Mercedes' vice-president of motorsport Norbert Haug has said that it is important that the F1 teams' association FOTA emerges unscathed from the defection of both Ferrari and Red Bull Racing in the past week.
News broke of the two front-running teams' decision to quit their place in the ranks late last week, with the thorny subject of the Resource Restriction Agreement understood to be at the heart of the move, even though both teams insist that they remain committed to controlling the cost of competing in the top flight.
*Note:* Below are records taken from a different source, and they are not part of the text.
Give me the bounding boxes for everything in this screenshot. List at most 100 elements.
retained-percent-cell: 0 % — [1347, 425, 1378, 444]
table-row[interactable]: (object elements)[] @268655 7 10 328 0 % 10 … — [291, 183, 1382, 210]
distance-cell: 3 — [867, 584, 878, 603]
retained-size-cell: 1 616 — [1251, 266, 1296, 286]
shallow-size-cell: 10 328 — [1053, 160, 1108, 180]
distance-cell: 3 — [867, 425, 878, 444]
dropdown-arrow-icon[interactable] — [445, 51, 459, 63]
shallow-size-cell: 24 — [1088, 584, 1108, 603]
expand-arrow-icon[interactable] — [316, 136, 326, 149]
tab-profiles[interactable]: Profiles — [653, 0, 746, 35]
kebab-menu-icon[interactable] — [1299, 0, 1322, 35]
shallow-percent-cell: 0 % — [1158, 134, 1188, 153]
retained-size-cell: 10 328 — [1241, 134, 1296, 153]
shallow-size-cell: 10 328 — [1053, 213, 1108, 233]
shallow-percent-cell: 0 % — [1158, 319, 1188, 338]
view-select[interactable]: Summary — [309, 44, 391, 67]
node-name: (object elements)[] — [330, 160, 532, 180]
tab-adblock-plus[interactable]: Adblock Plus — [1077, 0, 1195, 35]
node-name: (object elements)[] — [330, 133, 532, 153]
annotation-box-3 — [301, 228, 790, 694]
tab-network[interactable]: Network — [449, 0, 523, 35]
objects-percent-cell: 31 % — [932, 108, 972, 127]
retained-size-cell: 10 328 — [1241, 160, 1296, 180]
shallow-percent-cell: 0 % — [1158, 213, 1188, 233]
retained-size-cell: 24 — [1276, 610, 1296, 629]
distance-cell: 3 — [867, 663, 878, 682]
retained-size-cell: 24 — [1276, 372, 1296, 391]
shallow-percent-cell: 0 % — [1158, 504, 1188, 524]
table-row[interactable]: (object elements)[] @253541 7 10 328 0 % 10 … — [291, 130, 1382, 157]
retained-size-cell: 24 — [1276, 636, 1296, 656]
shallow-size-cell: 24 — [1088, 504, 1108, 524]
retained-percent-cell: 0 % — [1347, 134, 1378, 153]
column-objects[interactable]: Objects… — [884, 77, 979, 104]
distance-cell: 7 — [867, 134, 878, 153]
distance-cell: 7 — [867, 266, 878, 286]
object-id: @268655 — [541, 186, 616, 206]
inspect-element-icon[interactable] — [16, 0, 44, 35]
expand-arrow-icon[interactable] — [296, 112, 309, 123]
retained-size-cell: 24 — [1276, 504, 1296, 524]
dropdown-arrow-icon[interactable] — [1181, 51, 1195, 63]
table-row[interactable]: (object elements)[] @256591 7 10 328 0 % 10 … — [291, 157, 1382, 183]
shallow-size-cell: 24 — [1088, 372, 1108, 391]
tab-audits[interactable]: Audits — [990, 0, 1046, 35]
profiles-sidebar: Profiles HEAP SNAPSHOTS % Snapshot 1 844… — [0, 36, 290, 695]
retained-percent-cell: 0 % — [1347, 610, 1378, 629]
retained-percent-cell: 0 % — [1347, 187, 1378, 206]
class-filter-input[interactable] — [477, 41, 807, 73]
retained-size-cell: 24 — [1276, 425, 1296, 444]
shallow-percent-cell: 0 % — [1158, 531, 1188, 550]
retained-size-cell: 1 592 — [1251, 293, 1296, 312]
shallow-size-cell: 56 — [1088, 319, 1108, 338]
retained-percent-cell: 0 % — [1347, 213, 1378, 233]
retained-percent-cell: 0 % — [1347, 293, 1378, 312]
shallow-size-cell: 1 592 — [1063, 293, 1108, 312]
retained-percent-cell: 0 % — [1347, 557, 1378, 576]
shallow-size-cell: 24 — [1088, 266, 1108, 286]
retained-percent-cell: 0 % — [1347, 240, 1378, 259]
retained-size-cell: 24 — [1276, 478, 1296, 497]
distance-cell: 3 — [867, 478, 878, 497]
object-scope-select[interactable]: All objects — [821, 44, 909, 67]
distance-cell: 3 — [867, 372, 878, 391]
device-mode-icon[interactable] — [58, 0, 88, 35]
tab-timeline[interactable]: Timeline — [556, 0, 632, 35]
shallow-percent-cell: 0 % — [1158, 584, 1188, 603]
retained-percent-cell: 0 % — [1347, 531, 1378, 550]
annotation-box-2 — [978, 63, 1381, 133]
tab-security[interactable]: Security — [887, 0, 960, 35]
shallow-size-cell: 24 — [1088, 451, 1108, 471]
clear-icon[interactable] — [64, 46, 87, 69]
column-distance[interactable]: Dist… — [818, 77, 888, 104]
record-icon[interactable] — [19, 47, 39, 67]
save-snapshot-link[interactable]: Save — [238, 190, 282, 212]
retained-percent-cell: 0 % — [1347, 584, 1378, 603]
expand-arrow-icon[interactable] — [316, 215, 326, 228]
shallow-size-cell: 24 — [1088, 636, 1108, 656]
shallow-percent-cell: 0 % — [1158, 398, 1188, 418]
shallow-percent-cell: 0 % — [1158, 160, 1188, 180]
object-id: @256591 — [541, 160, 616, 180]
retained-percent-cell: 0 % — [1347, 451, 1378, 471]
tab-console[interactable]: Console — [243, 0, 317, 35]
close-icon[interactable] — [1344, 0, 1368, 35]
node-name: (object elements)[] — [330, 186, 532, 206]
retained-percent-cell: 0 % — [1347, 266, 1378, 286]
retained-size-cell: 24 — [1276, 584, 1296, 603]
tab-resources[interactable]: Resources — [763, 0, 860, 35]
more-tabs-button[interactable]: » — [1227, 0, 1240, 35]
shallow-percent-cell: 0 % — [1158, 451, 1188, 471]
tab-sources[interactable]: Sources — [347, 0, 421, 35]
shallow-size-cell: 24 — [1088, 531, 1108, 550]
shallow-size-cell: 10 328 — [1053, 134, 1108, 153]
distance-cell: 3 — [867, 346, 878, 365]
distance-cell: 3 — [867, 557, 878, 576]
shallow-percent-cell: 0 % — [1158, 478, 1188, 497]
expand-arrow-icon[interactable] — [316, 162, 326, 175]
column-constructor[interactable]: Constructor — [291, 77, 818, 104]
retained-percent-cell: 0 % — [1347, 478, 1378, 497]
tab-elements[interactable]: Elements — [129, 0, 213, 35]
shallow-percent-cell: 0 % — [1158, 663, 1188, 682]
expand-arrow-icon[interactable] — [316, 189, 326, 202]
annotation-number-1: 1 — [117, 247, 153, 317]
HRT is already on the outside of FOTA, leaving just nine of the sport's twelve teams on board.
Although the group has done a lot to push cost-cutting forward in F1, the split will undoubtedly weaken the unity that FOTA has shown in the face of pressure from the likes of Bernie Ecclestone and the FIA to push through changes, and Haug has understandably called for the remaining members to work together to find a solution to the RRA issue.
"I think it is absolutely vital that FOTA is existing," he told reporters during a conference call to discuss Mercedes adopting the AMG brand into its official F1 title, "The aims that we are having, the targets, are very important and I think it is up to the so-called top teams to really balance it out."
Mercedes team CEO Nick Fry confirmed that, in his opinion, all twelve teams remained in favour of lowering the cost of competition, and would continue to work towards a common goal despite the newly-formed factions.
"It's obviously quite a difficult time at the moment and clearly we, Mercedes AMG, are very supportive of cost control in F1," Fry concluded, "It's a difficult thing to achieve when everyone is so competitive, but we certainly will work with others to try and fulfil the aim of an RRA. I think that, even though Ferrari have withdrawn at the moment, they also are intent on finding a solution to this. We've certainly hit a bump in the road but I believe that work will continue in the background to try and resolve this and we will do whatever we can to support that."
The RRA has come under scrutiny amid claims that some teams - notably including Ferrari and Red Bull - were finding ways around the budget limitations. Although all teams have denied that they are at fault, the issue has remained a potential obstacle to ongoing unity, even though all remain in favour of its basic tenets.